Domingo, último día de vacaciones.
Me levanto tarde, leo la prensa, me doy un paseíto por el pueblo. Paro en la trinchera proscrita para asegurarme de que mañana no me aguarda ningún desastre como, por ejemplo, una filtración de la piscina que hay un piso más arriba. Compruebo que todo está en orden y emprendo el camino de vuelta a casa.

Como a la ida, me voy encontrando con personas a las que conozco y, aunque saludo con una sonrisa, no me detengo a hablar con ninguna. Ayer estuve todo el día con gente en casa de Cris y lo pasé muy bien, pero hoy no tengo ganas de pegar la hebra con nadie. Para apreciar el ruido, hay que conocer el silencio.

En casa, Alejandro está en su cuarto. Eude se ha ido al centro comercial con una amiga para comprar el regalo del cumpleaños que tienen esta noche. La brisa mueve las hojas de los árboles, entra por la ventana y me agita el pelo como si estuviera escribiendo en la cubierta de un yate. Lo mejor de las vacaciones ha sido regresar y comprobar que sigue gustándome este viejo piso reformado que está en el centro de un jardín. Que amo a quienes comparten la vida conmigo y que sigo amando mi trabajo.

Llevaba cinco años sin desconectar y me hacía mucha falta. Pero no supe cuánto hasta que, la primera noche que pasamos en Mojácar, Cris y yo nos sentamos a tomar una cerveza frente al mar mientras esperábamos mesa para cenar. La terraza del restaurante estaba cerca de donde rompían las olas, y el aire salado nos rizaba el pelo y nos acariciaba la piel. Me sentí tan feliz que se me humedecieron los ojos.

El viaje a Mojácar con Cris ha sido una experiencia inolvidable. Nos hemos reído muchísimo, hemos hablado todos los días hasta las cinco y media de la madrugada; hemos pasado muchas horas en silencio en una playa salvaje y remota, cada una a su bola porque para eso está el mar: para abandonarse a él. Hemos disfrutado como obreros de esas cervezas heladas, que sacábamos de la neverita cuando acabábamos el arduo trabajo de montar el cuartel general con una lona y unos vientos. Hemos sacado el máximo partido a las paellas del todavía más remoto chiringuito que había una playa más allá. Nos hemos divertido incluso cuando fuimos a comprar sillas de playa y nos atendió un joven y cómico matrimonio chino. Hemos funcionado como un equipo, Cris cargaba con casi todo el peso y yo contaba chistes, e hice una ensaladilla rusa que nunca acabamos de comernos. No sólo han sido unas felices vacaciones, también una intensa prueba que nuestra amistad ha superado sin esfuerzo, quizá porque nos conocemos y nos queremos tanto que casi podemos leernos el pensamiento. Todo fluyó entre nosotras de manera natural, como hace años, cuando estábamos a todas horas juntas. Gracias por esos días, Cris.

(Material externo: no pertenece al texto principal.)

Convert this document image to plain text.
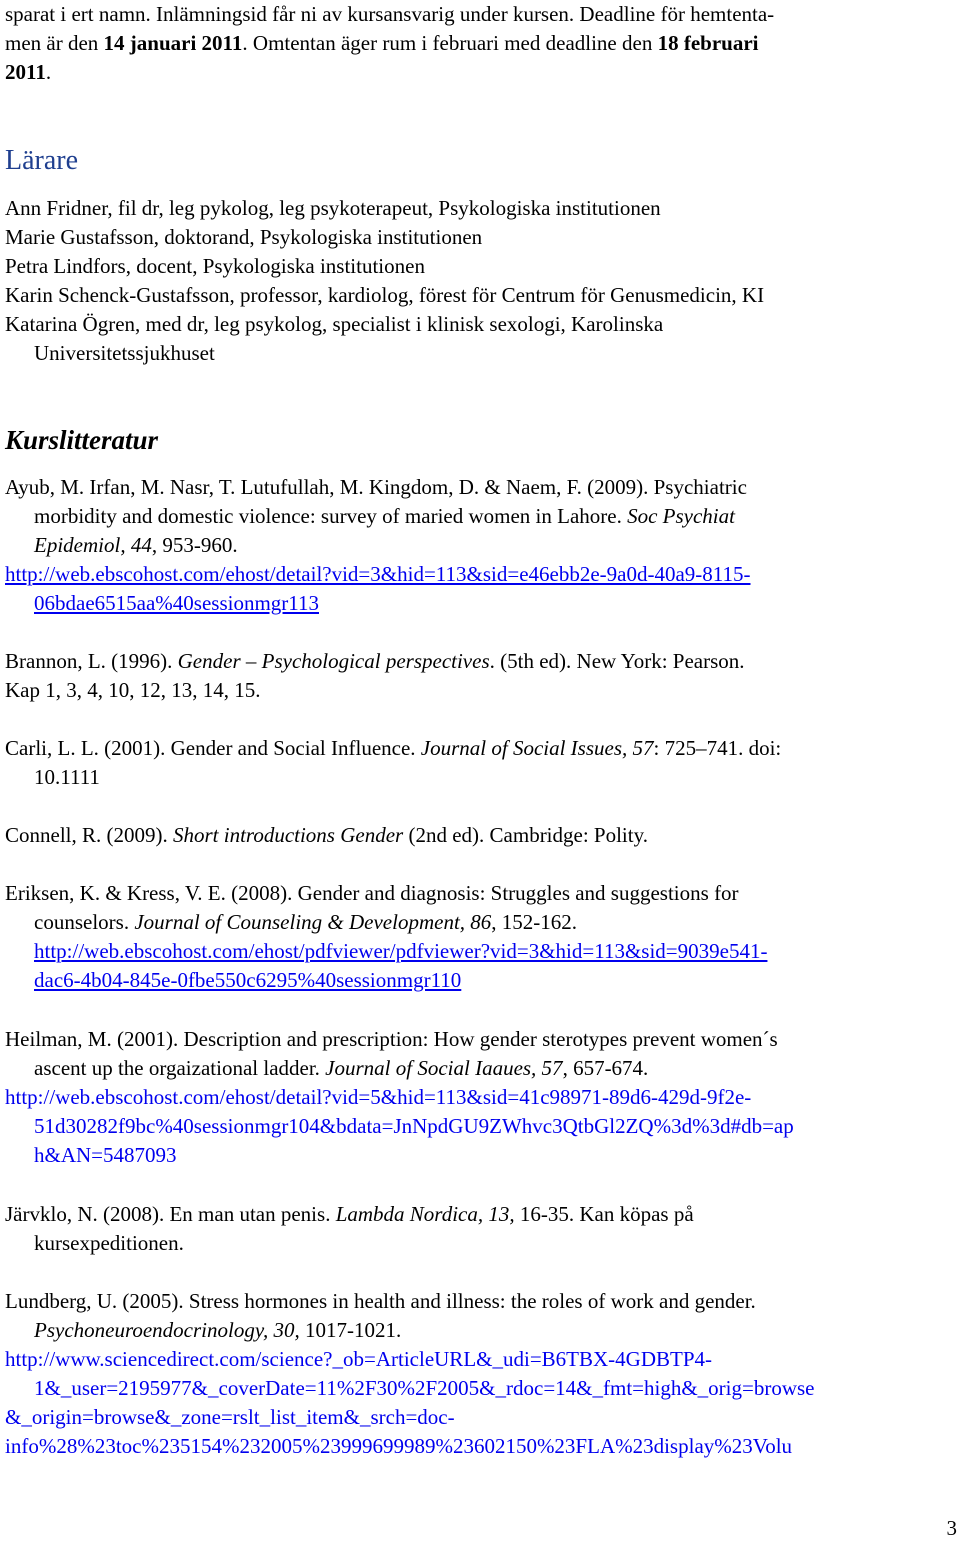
sparat i ert namn. Inlämningsid får ni av kursansvarig under kursen. Deadline för hemtenta-
men är den 14 januari 2011. Omtentan äger rum i februari med deadline den 18 februari
2011.
Lärare
Ann Fridner, fil dr, leg pykolog, leg psykoterapeut, Psykologiska institutionen
Marie Gustafsson, doktorand, Psykologiska institutionen
Petra Lindfors, docent, Psykologiska institutionen
Karin Schenck-Gustafsson, professor, kardiolog, förest för Centrum för Genusmedicin, KI
Katarina Ögren, med dr, leg psykolog, specialist i klinisk sexologi, Karolinska
Universitetssjukhuset
Kurslitteratur
Ayub, M. Irfan, M. Nasr, T. Lutufullah, M. Kingdom, D. & Naem, F. (2009). Psychiatric
morbidity and domestic violence: survey of maried women in Lahore. Soc Psychiat
Epidemiol, 44, 953-960.
http://web.ebscohost.com/ehost/detail?vid=3&hid=113&sid=e46ebb2e-9a0d-40a9-8115-
06bdae6515aa%40sessionmgr113
Brannon, L. (1996). Gender – Psychological perspectives. (5th ed). New York: Pearson.
Kap 1, 3, 4, 10, 12, 13, 14, 15.
Carli, L. L. (2001). Gender and Social Influence. Journal of Social Issues, 57: 725–741. doi:
10.1111
Connell, R. (2009). Short introductions Gender (2nd ed). Cambridge: Polity.
Eriksen, K. & Kress, V. E. (2008). Gender and diagnosis: Struggles and suggestions for
counselors. Journal of Counseling & Development, 86, 152-162.
http://web.ebscohost.com/ehost/pdfviewer/pdfviewer?vid=3&hid=113&sid=9039e541-
dac6-4b04-845e-0fbe550c6295%40sessionmgr110
Heilman, M. (2001). Description and prescription: How gender sterotypes prevent women´s
ascent up the orgaizational ladder. Journal of Social Iaaues, 57, 657-674.
http://web.ebscohost.com/ehost/detail?vid=5&hid=113&sid=41c98971-89d6-429d-9f2e-
51d30282f9bc%40sessionmgr104&bdata=JnNpdGU9ZWhvc3QtbGl2ZQ%3d%3d#db=ap
h&AN=5487093
Järvklo, N. (2008). En man utan penis. Lambda Nordica, 13, 16-35. Kan köpas på
kursexpeditionen.
Lundberg, U. (2005). Stress hormones in health and illness: the roles of work and gender.
Psychoneuroendocrinology, 30, 1017-1021.
http://www.sciencedirect.com/science?_ob=ArticleURL&_udi=B6TBX-4GDBTP4-
1&_user=2195977&_coverDate=11%2F30%2F2005&_rdoc=14&_fmt=high&_orig=browse
&_origin=browse&_zone=rslt_list_item&_srch=doc-
info%28%23toc%235154%232005%23999699989%23602150%23FLA%23display%23Volu
3
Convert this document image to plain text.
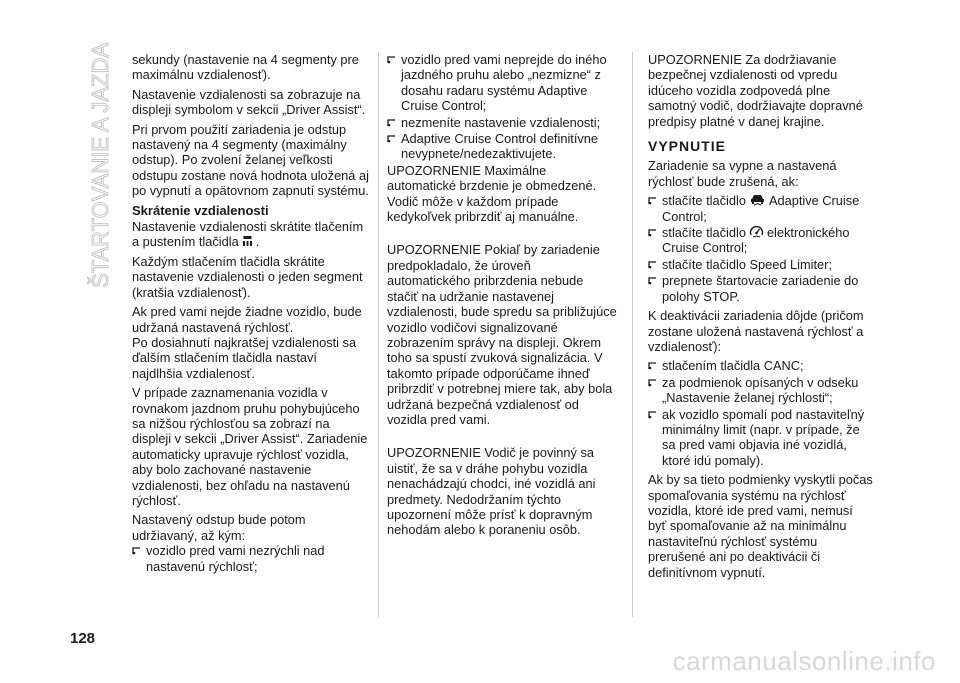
ŠTARTOVANIE A JAZDA sekundy (nastavenie na 4 segmenty pre maximálnu vzdialenosť).

Nastavenie vzdialenosti sa zobrazuje na displeji symbolom v sekcii „Driver Assist“.

Pri prvom použití zariadenia je odstup nastavený na 4 segmenty (maximálny odstup). Po zvolení želanej veľkosti odstupu zostane nová hodnota uložená aj po vypnutí a opätovnom zapnutí systému.

Skrátenie vzdialenosti

Nastavenie vzdialenosti skrátite tlačením a pustením tlačidla .

Každým stlačením tlačidla skrátite nastavenie vzdialenosti o jeden segment (kratšia vzdialenosť).

Ak pred vami nejde žiadne vozidlo, bude udržaná nastavená rýchlosť.

Po dosiahnutí najkratšej vzdialenosti sa ďalším stlačením tlačidla nastaví najdlhšia vzdialenosť.

V prípade zaznamenania vozidla v rovnakom jazdnom pruhu pohybujúceho sa nižšou rýchlosťou sa zobrazí na displeji v sekcii „Driver Assist“. Zariadenie automaticky upravuje rýchlosť vozidla, aby bolo zachované nastavenie vzdialenosti, bez ohľadu na nastavenú rýchlosť.

Nastavený odstup bude potom udržiavaný, až kým:

vozidlo pred vami nezrýchli nad nastavenú rýchlosť;
vozidlo pred vami neprejde do iného jazdného pruhu alebo „nezmizne“ z dosahu radaru systému Adaptive Cruise Control;
nezmeníte nastavenie vzdialenosti;
Adaptive Cruise Control definitívne nevypnete/nedezaktivujete.

UPOZORNENIE Maximálne automatické brzdenie je obmedzené. Vodič môže v každom prípade kedykoľvek pribrzdiť aj manuálne.

UPOZORNENIE Pokiaľ by zariadenie predpokladalo, že úroveň automatického pribrzdenia nebude stačiť na udržanie nastavenej vzdialenosti, bude spredu sa približujúce vozidlo vodičovi signalizované zobrazením správy na displeji. Okrem toho sa spustí zvuková signalizácia. V takomto prípade odporúčame ihneď pribrzdiť v potrebnej miere tak, aby bola udržaná bezpečná vzdialenosť od vozidla pred vami.

UPOZORNENIE Vodič je povinný sa uistiť, že sa v dráhe pohybu vozidla nenachádzajú chodci, iné vozidlá ani predmety. Nedodržaním týchto upozornení môže prísť k dopravným nehodám alebo k poraneniu osôb.

UPOZORNENIE Za dodržiavanie bezpečnej vzdialenosti od vpredu idúceho vozidla zodpovedá plne samotný vodič, dodržiavajte dopravné predpisy platné v danej krajine.

VYPNUTIE

Zariadenie sa vypne a nastavená rýchlosť bude zrušená, ak:

stlačíte tlačidlo Adaptive Cruise Control;
stlačíte tlačidlo elektronického Cruise Control;
stlačíte tlačidlo Speed Limiter;
prepnete štartovacie zariadenie do polohy STOP.

K deaktivácii zariadenia dôjde (pričom zostane uložená nastavená rýchlosť a vzdialenosť):

stlačením tlačidla CANC;
za podmienok opísaných v odseku „Nastavenie želanej rýchlosti“;
ak vozidlo spomalí pod nastaviteľný minimálny limit (napr. v prípade, že sa pred vami objavia iné vozidlá, ktoré idú pomaly).

Ak by sa tieto podmienky vyskytli počas spomaľovania systému na rýchlosť vozidla, ktoré ide pred vami, nemusí byť spomaľovanie až na minimálnu nastaviteľnú rýchlosť systému prerušené ani po deaktivácii či definitívnom vypnutí.

128
carmanualsonline.info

Tras la costa de Almería, puse rumbo a la casa que mi madre tiene en el pueblo.
nogal

Nunca antes había ido sola, sin hermanos, cuñado, sobrinos o madre. Se oían los pájaros, los burros que rebuznaban a lo lejos, algún gallo, el viento entre las hojas del gran nogal del jardín. No había mejor lugar para pensar todo lo que tenía que pensar. Allí podría darle vueltas a la cabeza durante horas. Y, además, también estaban pasando esos días de agosto en el pueblo mis primas, sus maridos, sus hijos, y cuatro de mis tíos, lo que me ofrecía la oportunidad de hacer algo de vida familiar a la hora del aperitivo o por la noche, durante las fiestas. Sentía curiosidad por descubrir cómo sería relacionarme con todos ellos sin mi madre y sin mi hermana, que son quienes suelen marcar las pautas sociales, pues yo apenas voy por  Pradosegar. Y fuera de allí, coincido poco con esa rama de la familia, que es la que más frecuento.

Mi hijo Alejandro había venido conmigo, pero era una compañía muy cómoda: pasaba mucho tiempo leyendo, tocando la guitarra o jugando con el móvil; no interrumpía el flujo de mis pensamientos. Pero yo no quería estar sentada todo el día leyendo o escribiendo, necesitaba ocuparme en alguna tarea física que me hiciera sudar pero no me provocara un infarto. Y no me apetecía andar, hacía demasiado calor para pasear por los caminos polvorientos.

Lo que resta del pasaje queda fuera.